She pointed out a shoe box covered with paper similar to that on the walls.
Kate examined the room carefully, the bed, the closet, and tried the chairs. Behind the girl, Mrs. Holt, with compressed lips, forgetting Adam’s presence, watched in evident disapproval.
“I want to see the stove,” said Kate.
“It is out in the woodhouse. It hasn’t been cleaned up for the winter yet.”
“Then it won’t be far away. Let’s look at it.”
Almost wholly lacking experience, Kate was proceeding by instinct in exactly the same way her father would have taken through experience. Mrs. Holt hesitated, then turned: “Oh, very well,” she said, leading the way down the hall, through the dining room, which was older in furnishing and much more worn, but still clean and wholesome, as were the small kitchen and back porch. From it there was only a step to the woodhouse, where on a little platform across one end sat two small stoves for burning wood, one so small as to be tiny. Kate walked to the larger, lifted the top, looked inside, tried the dampers and drafts and turning said: “That is very small. It will require more wood than a larger one.”

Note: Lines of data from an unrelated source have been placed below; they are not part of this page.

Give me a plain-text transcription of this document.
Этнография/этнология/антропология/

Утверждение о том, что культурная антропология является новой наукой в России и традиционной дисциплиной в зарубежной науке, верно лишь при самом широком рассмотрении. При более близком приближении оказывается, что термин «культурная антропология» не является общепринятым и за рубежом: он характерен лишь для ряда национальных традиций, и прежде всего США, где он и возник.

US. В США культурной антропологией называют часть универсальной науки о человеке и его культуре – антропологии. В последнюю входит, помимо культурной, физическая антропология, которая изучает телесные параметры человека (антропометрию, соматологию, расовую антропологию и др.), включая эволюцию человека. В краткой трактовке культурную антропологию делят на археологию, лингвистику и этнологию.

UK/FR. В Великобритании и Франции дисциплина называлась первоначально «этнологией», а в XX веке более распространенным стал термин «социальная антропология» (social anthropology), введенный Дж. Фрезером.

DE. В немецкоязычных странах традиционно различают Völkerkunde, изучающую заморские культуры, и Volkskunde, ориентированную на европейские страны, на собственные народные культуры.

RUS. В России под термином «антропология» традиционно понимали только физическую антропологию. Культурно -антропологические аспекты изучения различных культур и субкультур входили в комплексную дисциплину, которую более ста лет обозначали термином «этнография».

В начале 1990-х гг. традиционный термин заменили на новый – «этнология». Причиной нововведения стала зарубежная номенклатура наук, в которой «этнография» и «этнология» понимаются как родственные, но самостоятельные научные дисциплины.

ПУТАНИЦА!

Mrs. Holt indicated dry wood corded to the roof.
“We git all our wood from the thicket across the way. That little strip an’ this lot is all we have left of father’s farm. We kept this to live on, and sold the rest for town lots, all except that gully, which we couldn’t give away. But I must say I like the trees and birds better than mebby I’d like people who might live there; we always git our wood from it, and the shade an’ running water make it the coolest place in town.”
“Yes, I suppose they do,” said Kate.
She took one long look at everything as they returned to the hall.

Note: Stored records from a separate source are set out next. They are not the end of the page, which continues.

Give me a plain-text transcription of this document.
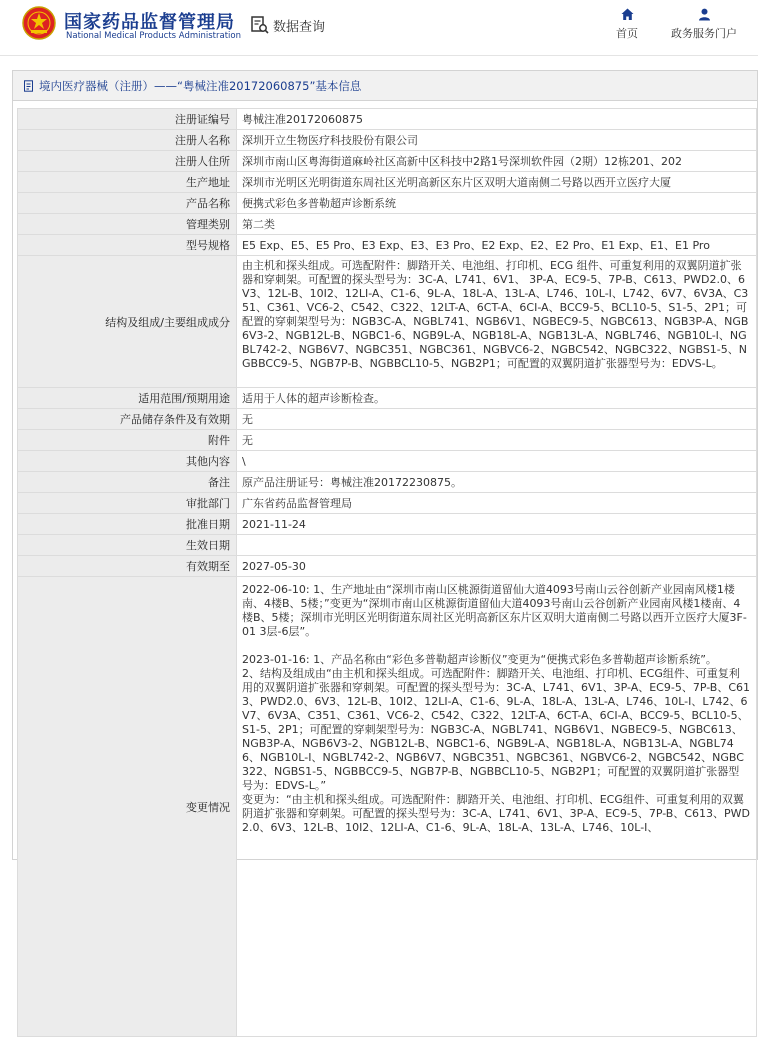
国家药品监督管理局
National Medical Products Administration
数据查询	首页	政务服务门户
境内医疗器械（注册） —— “粤械注准20172060875”基本信息
注册证编号	粤械注准20172060875
注册人名称	深圳开立生物医疗科技股份有限公司
注册人住所	深圳市南山区粤海街道麻岭社区高新中区科技中2路1号深圳软件园（2期）12栋201、202
生产地址	深圳市光明区光明街道东周社区光明高新区东片区双明大道南侧二号路以西开立医疗大厦
产品名称	便携式彩色多普勒超声诊断系统
管理类别	第二类
型号规格	E5 Exp、E5、E5 Pro、E3 Exp、E3、E3 Pro、E2 Exp、E2、E2 Pro、E1 Exp、E1、E1 Pro
结构及组成/主要组成成分	由主机和探头组成。可选配附件：脚踏开关、电池组、打印机、ECG 组件、可重复利用的双翼阴道扩张器和穿刺架。可配置的探头型号为：3C-A、L741、6V1、 3P-A、EC9-5、7P-B、C613、PWD2.0、6V3、12L-B、10I2、12LI-A、C1-6、9L-A、18L-A、13L-A、L746、10L-I、L742、6V7、6V3A、C351、C361、VC6-2、C542、C322、12LT-A、6CT-A、6CI-A、BCC9-5、BCL10-5、S1-5、2P1；可配置的穿刺架型号为：NGB3C-A、NGBL741、NGB6V1、NGBEC9-5、NGBC613、NGB3P-A、NGB6V3-2、NGB12L-B、NGBC1-6、NGB9L-A、NGB18L-A、NGB13L-A、NGBL746、NGB10L-I、NGBL742-2、NGB6V7、NGBC351、NGBC361、NGBVC6-2、NGBC542、NGBC322、NGBS1-5、NGBBCC9-5、NGB7P-B、NGBBCL10-5、NGB2P1；可配置的双翼阴道扩张器型号为：EDVS-L。
适用范围/预期用途	适用于人体的超声诊断检查。
产品储存条件及有效期	无
附件	无
其他内容	\
备注	原产品注册证号：粤械注准20172230875。
审批部门	广东省药品监督管理局
批准日期	2021-11-24
生效日期	
有效期至	2027-05-30
变更情况	2022-06-10: 1、生产地址由“深圳市南山区桃源街道留仙大道4093号南山云谷创新产业园南风楼1楼南、4楼B、5楼；”变更为“深圳市南山区桃源街道留仙大道4093号南山云谷创新产业园南风楼1楼南、4楼B、5楼；深圳市光明区光明街道东周社区光明高新区东片区双明大道南侧二号路以西开立医疗大厦3F-01 3层-6层”。

2023-01-16: 1、产品名称由“彩色多普勒超声诊断仪”变更为“便携式彩色多普勒超声诊断系统”。
2、结构及组成由“由主机和探头组成。可选配附件：脚踏开关、电池组、打印机、ECG组件、可重复利用的双翼阴道扩张器和穿刺架。可配置的探头型号为：3C-A、L741、6V1、3P-A、EC9-5、7P-B、C613、PWD2.0、6V3、12L-B、10I2、12LI-A、C1-6、9L-A、18L-A、13L-A、L746、10L-I、L742、6V7、6V3A、C351、C361、VC6-2、C542、C322、12LT-A、6CT-A、6CI-A、BCC9-5、BCL10-5、S1-5、2P1；可配置的穿刺架型号为：NGB3C-A、NGBL741、NGB6V1、NGBEC9-5、NGBC613、NGB3P-A、NGB6V3-2、NGB12L-B、NGBC1-6、NGB9L-A、NGB18L-A、NGB13L-A、NGBL746、NGB10L-I、NGBL742-2、NGB6V7、NGBC351、NGBC361、NGBVC6-2、NGBC542、NGBC322、NGBS1-5、NGBBCC9-5、NGB7P-B、NGBBCL10-5、NGB2P1；可配置的双翼阴道扩张器型号为：EDVS-L。”
变更为：“由主机和探头组成。可选配附件：脚踏开关、电池组、打印机、ECG组件、可重复利用的双翼阴道扩张器和穿刺架。可配置的探头型号为：3C-A、L741、6V1、3P-A、EC9-5、7P-B、C613、PWD2.0、6V3、12L-B、10I2、12LI-A、C1-6、9L-A、18L-A、13L-A、L746、10L-I、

“The Trustee told me your terms are four dollars and fifty cents a week, furnishing food and wood,” she said, “and that you allowed the last teacher to do her own washing on Saturday, for nothing. Is that right?”
The thin lips drew more tightly. Mrs. Holt looked at Kate from head to foot in close scrutiny.
“I couldn’t make enough to pay the extra work at that,” she said. “I ought to have a dollar more, to really come out even. I’ll have to say five-fifty this fall.”
“If that is the case, good-bye,” said Kate. “Thank you very much for showing me. Five-fifty is what I paid at Normal, it is more than I can afford in a village like this.”
She turned away, followed by Adam. They crossed the street, watered the horse at the stream, placed his food conveniently for him, and taking their lunch box, seated themselves on a grassy place on the bank and began eating.
“Wasn’t that a pretty nice room?” asked Adam. “Didn’t you kind of hate to give it up?”